Los témpanos de hielo caían en la perversidad de su adiós. Eran días frágiles y sublimes, cargados por el terrible llanto de los cuervos, de esas alas negras con olor a fétida muerte, de esos misterios aletargados en la caída de un imperio.
El invierno acontecía en la maravilla de un mundo dorado. Las aguas, casi heladas, corrían con el ímpetu de tiempos mejores, de los nuevos amaneceres y las místicas canciones de guerra. Pero de eso hacía mucho ya, estos tiempos se convertían en una era nueva, en el despertar de una legión olvidada, de hombres libres que perecían al calor de la vaga luna, en tanto que otros se adormecían bajo el cantar de las tenues promesas.
Aerio poseía esa vitalidad tan asidua que ya no se veía. Cabalgaba a lomos de una yegua envejecida, con pocas o ninguna pertenencia, con el vago temor a lo desconocido. Aun recordaba la batalla, esa indolente y clamada guerra, había nacido para la muerte, para servir a su noble rey.
La promesa del pasado viajaba como una innoble cualidad que le perseguía, lo mantenía al acecho.
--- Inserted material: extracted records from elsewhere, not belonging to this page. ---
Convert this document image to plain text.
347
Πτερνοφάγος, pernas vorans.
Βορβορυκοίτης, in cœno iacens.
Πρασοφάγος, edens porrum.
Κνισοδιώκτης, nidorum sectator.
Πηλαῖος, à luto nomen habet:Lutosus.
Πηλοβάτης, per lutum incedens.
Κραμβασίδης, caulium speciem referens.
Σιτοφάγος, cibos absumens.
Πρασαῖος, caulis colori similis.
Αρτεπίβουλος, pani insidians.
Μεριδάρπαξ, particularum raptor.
Los años, tras el terrible declive del imperio, supusieron un desgaste a su vigoroso cuerpo. Consumido entre la bruma y los miedos, el joven guerrero se acostumbró a la soledad, a ese fragmento inexplicable que aún en sus mejores días, se esforzaba por conservar.
La yegua se echó sobre la hierba negándose a dar un paso más.